I believe that in the coming decades, high population density will favor renters over owners.

My personal favorite is a dual ring village. Imagine a line of 4 -5 story townhomes, wrapped into a ring. Do it again, making a central park, two rings, separated by a ring road. The ground level is reserved for enterprise, and the upper stories are apartments (and offices). Make the exterior wall a thick barrier, and you have a disaster resistant, energy and resource efficient structure. Add a single water tight security gate, and your community can withstand high winds, earthquakes, flash floods, storm surge, mud slides, flying debris, wild fires, etc, etc.
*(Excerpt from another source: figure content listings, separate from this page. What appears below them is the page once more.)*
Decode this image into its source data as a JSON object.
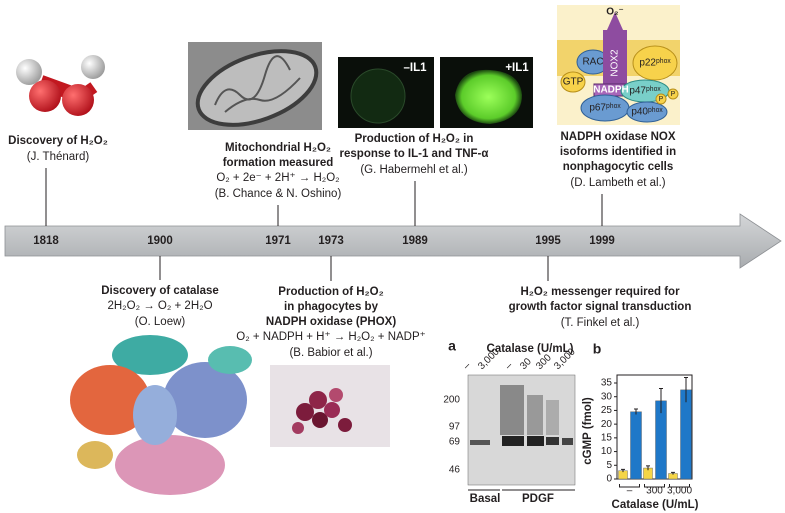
{
  "timeline": {
    "events": [
      {
        "year": "1818",
        "heading": [
          "Discovery of H₂O₂"
        ],
        "credit": "(J. Thénard)"
      },
      {
        "year": "1900",
        "heading": [
          "Discovery of catalase"
        ],
        "equation": "2H₂O₂ → O₂ + 2H₂O",
        "credit": "(O. Loew)"
      },
      {
        "year": "1971",
        "heading": [
          "Mitochondrial H₂O₂",
          "formation measured"
        ],
        "equation": "O₂ + 2e⁻ + 2H⁺ → H₂O₂",
        "credit": "(B. Chance & N. Oshino)"
      },
      {
        "year": "1973",
        "heading": [
          "Production of H₂O₂",
          "in phagocytes by",
          "NADPH oxidase (PHOX)"
        ],
        "equation": "O₂ + NADPH + H⁺ → H₂O₂ + NADP⁺",
        "credit": "(B. Babior et al.)"
      },
      {
        "year": "1989",
        "heading": [
          "Production of H₂O₂ in",
          "response to IL-1 and TNF-α"
        ],
        "credit": "(G. Habermehl et al.)"
      },
      {
        "year": "1995",
        "heading": [
          "H₂O₂ messenger required for",
          "growth factor signal transduction"
        ],
        "credit": "(T. Finkel et al.)"
      },
      {
        "year": "1999",
        "heading": [
          "NADPH oxidase NOX",
          "isoforms identified in",
          "nonphagocytic cells"
        ],
        "credit": "(D. Lambeth et al.)"
      }
    ]
  },
  "il1_images": {
    "labels": [
      "–IL1",
      "+IL1"
    ]
  },
  "nox_diagram": {
    "superoxide": "O₂⁻",
    "rac": "RAC",
    "nox2": "NOX2",
    "p22": "p22ᵖʰᵒˣ",
    "gtp": "GTP",
    "nadph": "NADPH",
    "p47": "p47ᵖʰᵒˣ",
    "p67": "p67ᵖʰᵒˣ",
    "p40": "p40ᵖʰᵒˣ",
    "phospho": [
      "P",
      "P"
    ]
  },
  "panel_a": {
    "label": "a",
    "title": "Catalase (U/mL)",
    "lanes": [
      "–",
      "3,000",
      "–",
      "30",
      "300",
      "3,000"
    ],
    "markers": [
      "200",
      "97",
      "69",
      "46"
    ],
    "groups": [
      "Basal",
      "PDGF"
    ]
  },
  "panel_b": {
    "label": "b",
    "ylabel": "cGMP (fmol)",
    "xlabel": "Catalase (U/mL)",
    "categories": [
      "–",
      "300",
      "3,000"
    ],
    "ylim": [
      0,
      35
    ],
    "yticks": [
      0,
      5,
      10,
      15,
      20,
      25,
      30,
      35
    ],
    "series": [
      {
        "color": "#f5d547",
        "values": [
          3,
          4,
          2
        ],
        "errors": [
          0.5,
          0.8,
          0.4
        ]
      },
      {
        "color": "#1f78c8",
        "values": [
          24.5,
          28.5,
          32.5
        ],
        "errors": [
          1,
          4.5,
          4.5
        ]
      }
    ]
  }
}
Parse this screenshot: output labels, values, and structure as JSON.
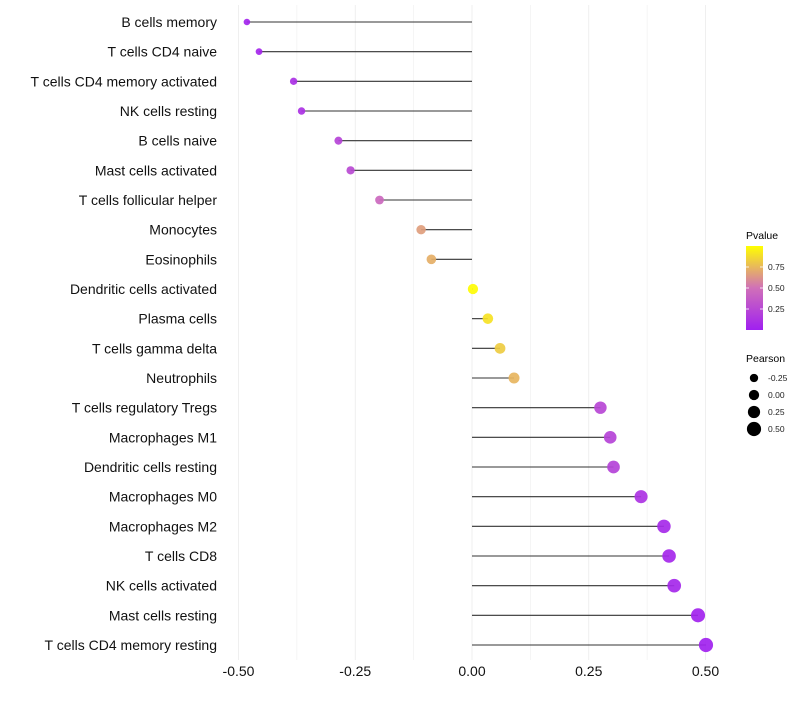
{
  "chart_data": {
    "type": "lollipop",
    "title": "",
    "xlabel": "",
    "ylabel": "",
    "xlim": [
      -0.52,
      0.52
    ],
    "x_ticks": [
      -0.5,
      -0.25,
      0,
      0.25,
      0.5
    ],
    "x_tick_labels": [
      "-0.50",
      "-0.25",
      "0.00",
      "0.25",
      "0.50"
    ],
    "grid": true,
    "categories": [
      "B cells memory",
      "T cells CD4 naive",
      "T cells CD4 memory activated",
      "NK cells resting",
      "B cells naive",
      "Mast cells activated",
      "T cells follicular helper",
      "Monocytes",
      "Eosinophils",
      "Dendritic cells activated",
      "Plasma cells",
      "T cells gamma delta",
      "Neutrophils",
      "T cells regulatory  Tregs ",
      "Macrophages M1",
      "Dendritic cells resting",
      "Macrophages M0",
      "Macrophages M2",
      "T cells CD8",
      "NK cells activated",
      "Mast cells resting",
      "T cells CD4 memory resting"
    ],
    "pearson": [
      -0.482,
      -0.456,
      -0.382,
      -0.365,
      -0.286,
      -0.26,
      -0.198,
      -0.109,
      -0.087,
      0.002,
      0.034,
      0.06,
      0.09,
      0.275,
      0.296,
      0.303,
      0.362,
      0.411,
      0.422,
      0.433,
      0.484,
      0.501
    ],
    "pvalue": [
      0.03,
      0.04,
      0.1,
      0.11,
      0.22,
      0.26,
      0.45,
      0.66,
      0.72,
      0.99,
      0.9,
      0.82,
      0.74,
      0.24,
      0.22,
      0.21,
      0.12,
      0.06,
      0.05,
      0.05,
      0.02,
      0.01
    ],
    "legend_color": {
      "title": "Pvalue",
      "ticks": [
        0.25,
        0.5,
        0.75
      ],
      "tick_labels": [
        "0.25",
        "0.50",
        "0.75"
      ],
      "range": [
        0,
        1
      ],
      "low_color": "#a020f0",
      "mid_color": "#d070b8",
      "high_color": "#ffff00"
    },
    "legend_size": {
      "title": "Pearson",
      "values": [
        -0.25,
        0,
        0.25,
        0.5
      ],
      "labels": [
        "-0.25",
        "0.00",
        "0.25",
        "0.50"
      ]
    },
    "legend_placement": "right"
  }
}
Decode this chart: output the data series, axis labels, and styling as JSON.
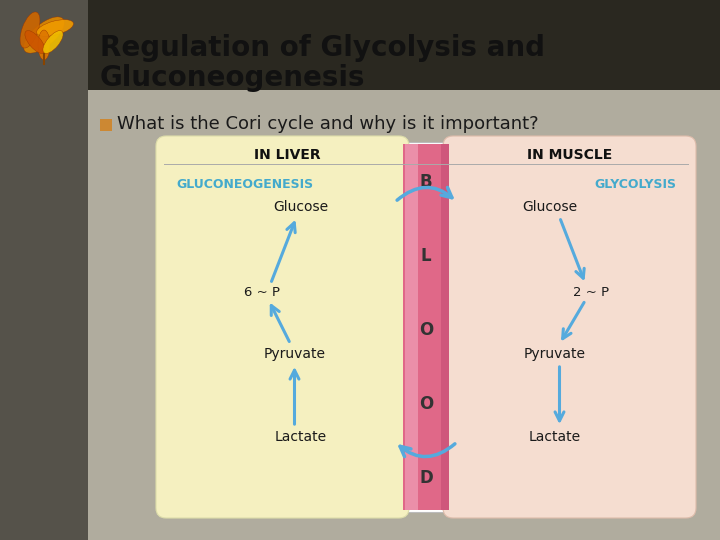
{
  "title_line1": "Regulation of Glycolysis and",
  "title_line2": "Gluconeogenesis",
  "bullet_text": "What is the Cori cycle and why is it important?",
  "bullet_color": "#cc8833",
  "slide_bg_color": "#9a9585",
  "sidebar_color": "#55524a",
  "title_bg_color": "#2a2820",
  "main_bg_color": "#b0ac9e",
  "diagram_bg_color": "#ffffff",
  "left_panel_color": "#f5f0c0",
  "right_panel_color": "#f5ddd0",
  "blood_col_color": "#e06888",
  "blood_col_highlight": "#f0a0b8",
  "blood_col_dark": "#c04870",
  "liver_label": "IN LIVER",
  "muscle_label": "IN MUSCLE",
  "left_pathway_label": "GLUCONEOGENESIS",
  "right_pathway_label": "GLYCOLYSIS",
  "blood_letters": [
    "B",
    "L",
    "O",
    "O",
    "D"
  ],
  "arrow_color": "#55aadd",
  "text_color": "#1a1a1a",
  "title_color": "#111111",
  "pathway_label_color": "#44aacc",
  "header_label_color": "#111111"
}
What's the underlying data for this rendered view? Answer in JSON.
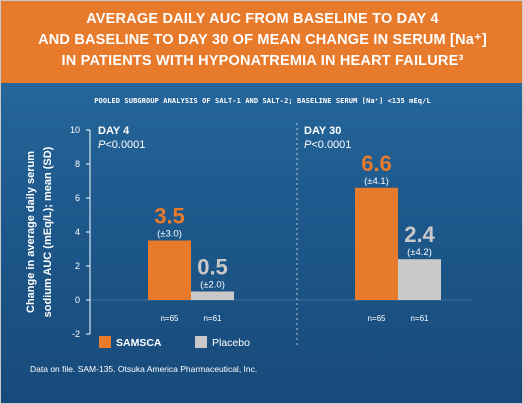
{
  "header": {
    "line1": "AVERAGE DAILY AUC FROM BASELINE TO DAY 4",
    "line2": "AND BASELINE TO DAY 30 OF MEAN CHANGE IN SERUM [Na⁺]",
    "line3": "IN PATIENTS WITH HYPONATREMIA IN HEART FAILURE³"
  },
  "subtitle": "POOLED SUBGROUP ANALYSIS OF SALT-1 AND SALT-2; BASELINE SERUM [Na⁺] <135 mEq/L",
  "footnote": "Data on file. SAM-135. Otsuka America Pharmaceutical, Inc.",
  "colors": {
    "samsca": "#e87a2c",
    "placebo": "#c9c9c9",
    "header_bg": "#e87a2c",
    "panel_bg": "#1f5b8f"
  },
  "chart_data": {
    "type": "bar",
    "categories": [
      "DAY 4",
      "DAY 30"
    ],
    "category_pvalues": [
      {
        "p": "P",
        "rest": "<0.0001"
      },
      {
        "p": "P",
        "rest": "<0.0001"
      }
    ],
    "ylabel_line1": "Change in average daily serum",
    "ylabel_line2": "sodium AUC (mEq/L); mean (SD)",
    "ylim": [
      -2,
      10
    ],
    "yticks": [
      -2,
      0,
      2,
      4,
      6,
      8,
      10
    ],
    "ytick_labels": [
      "-2",
      "0",
      "2",
      "4",
      "6",
      "8",
      "10"
    ],
    "legend_position": "bottom-left",
    "series": [
      {
        "name": "SAMSCA",
        "values": [
          3.5,
          6.6
        ],
        "value_labels": [
          "3.5",
          "6.6"
        ],
        "sd_labels": [
          "(±3.0)",
          "(±4.1)"
        ],
        "n_labels": [
          "n=65",
          "n=65"
        ]
      },
      {
        "name": "Placebo",
        "values": [
          0.5,
          2.4
        ],
        "value_labels": [
          "0.5",
          "2.4"
        ],
        "sd_labels": [
          "(±2.0)",
          "(±4.2)"
        ],
        "n_labels": [
          "n=61",
          "n=61"
        ]
      }
    ]
  }
}
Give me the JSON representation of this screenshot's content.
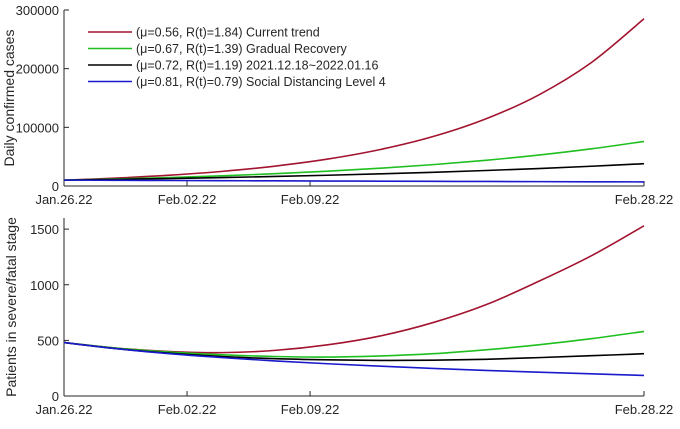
{
  "chart_data": [
    {
      "type": "line",
      "title": "",
      "xlabel": "",
      "ylabel": "Daily confirmed cases",
      "x_unit": "days since Jan.26.22",
      "xlim": [
        0,
        33
      ],
      "ylim": [
        0,
        300000
      ],
      "x_ticks": [
        {
          "v": 0,
          "label": "Jan.26.22"
        },
        {
          "v": 7,
          "label": "Feb.02.22"
        },
        {
          "v": 14,
          "label": "Feb.09.22"
        },
        {
          "v": 33,
          "label": "Feb.28.22"
        }
      ],
      "y_ticks": [
        {
          "v": 0,
          "label": "0"
        },
        {
          "v": 100000,
          "label": "100000"
        },
        {
          "v": 200000,
          "label": "200000"
        },
        {
          "v": 300000,
          "label": "300000"
        }
      ],
      "legend_position": "top-left",
      "grid": false,
      "x": [
        0,
        3,
        6,
        9,
        12,
        15,
        18,
        21,
        24,
        27,
        30,
        33
      ],
      "series": [
        {
          "name": "(μ=0.56, R(t)=1.84) Current trend",
          "color": "#a2142f",
          "values": [
            10000,
            13560,
            18390,
            24940,
            33820,
            45860,
            62190,
            84330,
            114360,
            155080,
            210300,
            285000
          ]
        },
        {
          "name": "(μ=0.67, R(t)=1.39) Gradual Recovery",
          "color": "#1fbf1f",
          "values": [
            10000,
            12030,
            14470,
            17400,
            20930,
            25170,
            30280,
            36420,
            43800,
            52680,
            63370,
            76000
          ]
        },
        {
          "name": "(μ=0.72, R(t)=1.19) 2021.12.18~2022.01.16",
          "color": "#000000",
          "values": [
            10000,
            11290,
            12750,
            14390,
            16250,
            18340,
            20710,
            23380,
            26400,
            29800,
            33650,
            38000
          ]
        },
        {
          "name": "(μ=0.81, R(t)=0.79) Social Distancing Level 4",
          "color": "#1a1acc",
          "values": [
            10000,
            9680,
            9370,
            9070,
            8780,
            8500,
            8230,
            7960,
            7710,
            7460,
            7220,
            7000
          ]
        }
      ]
    },
    {
      "type": "line",
      "title": "",
      "xlabel": "",
      "ylabel": "Patients in severe/fatal stage",
      "x_unit": "days since Jan.26.22",
      "xlim": [
        0,
        33
      ],
      "ylim": [
        0,
        1600
      ],
      "x_ticks": [
        {
          "v": 0,
          "label": "Jan.26.22"
        },
        {
          "v": 7,
          "label": "Feb.02.22"
        },
        {
          "v": 14,
          "label": "Feb.09.22"
        },
        {
          "v": 33,
          "label": "Feb.28.22"
        }
      ],
      "y_ticks": [
        {
          "v": 0,
          "label": "0"
        },
        {
          "v": 500,
          "label": "500"
        },
        {
          "v": 1000,
          "label": "1000"
        },
        {
          "v": 1500,
          "label": "1500"
        }
      ],
      "grid": false,
      "x": [
        0,
        3,
        6,
        9,
        12,
        15,
        18,
        21,
        24,
        27,
        30,
        33
      ],
      "series": [
        {
          "name": "Current trend",
          "color": "#a2142f",
          "values": [
            480,
            430,
            400,
            390,
            410,
            460,
            540,
            660,
            820,
            1030,
            1260,
            1530
          ]
        },
        {
          "name": "Gradual Recovery",
          "color": "#1fbf1f",
          "values": [
            480,
            430,
            395,
            370,
            355,
            350,
            360,
            380,
            415,
            460,
            515,
            580
          ]
        },
        {
          "name": "2021.12.18~2022.01.16",
          "color": "#000000",
          "values": [
            480,
            425,
            385,
            355,
            335,
            325,
            320,
            322,
            330,
            345,
            362,
            380
          ]
        },
        {
          "name": "Social Distancing Level 4",
          "color": "#1a1acc",
          "values": [
            480,
            425,
            380,
            345,
            315,
            290,
            268,
            248,
            230,
            214,
            199,
            185
          ]
        }
      ]
    }
  ]
}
And each apartment has only two exposed surfaces out of six, reducing the energy needed to maintain comfort.

Height Comparisons

  • Five story Ring Wall - 50 ft.
  • Tallest Fujian Tulou - 49 ft.
  • Four story Ring Wall - 40 ft.
  • Walls of Constantinople - 39 ft.
  • Great Wall of China - 16 to 26 ft.

HAKKA TULOU
Walls as Rooms /4 : The Hakka Tulou (Community Housing for Equals) – SOCKS

The highest documented storm surge in the U.S. occurred in 2005 during Hurricane Katrina, when Pass Christian, MS, recorded a 27.8 foot (8.47 m) storm surge above mean sea level.

If America reconfigured its housing into DRVs, damage from natural disasters would be minimal.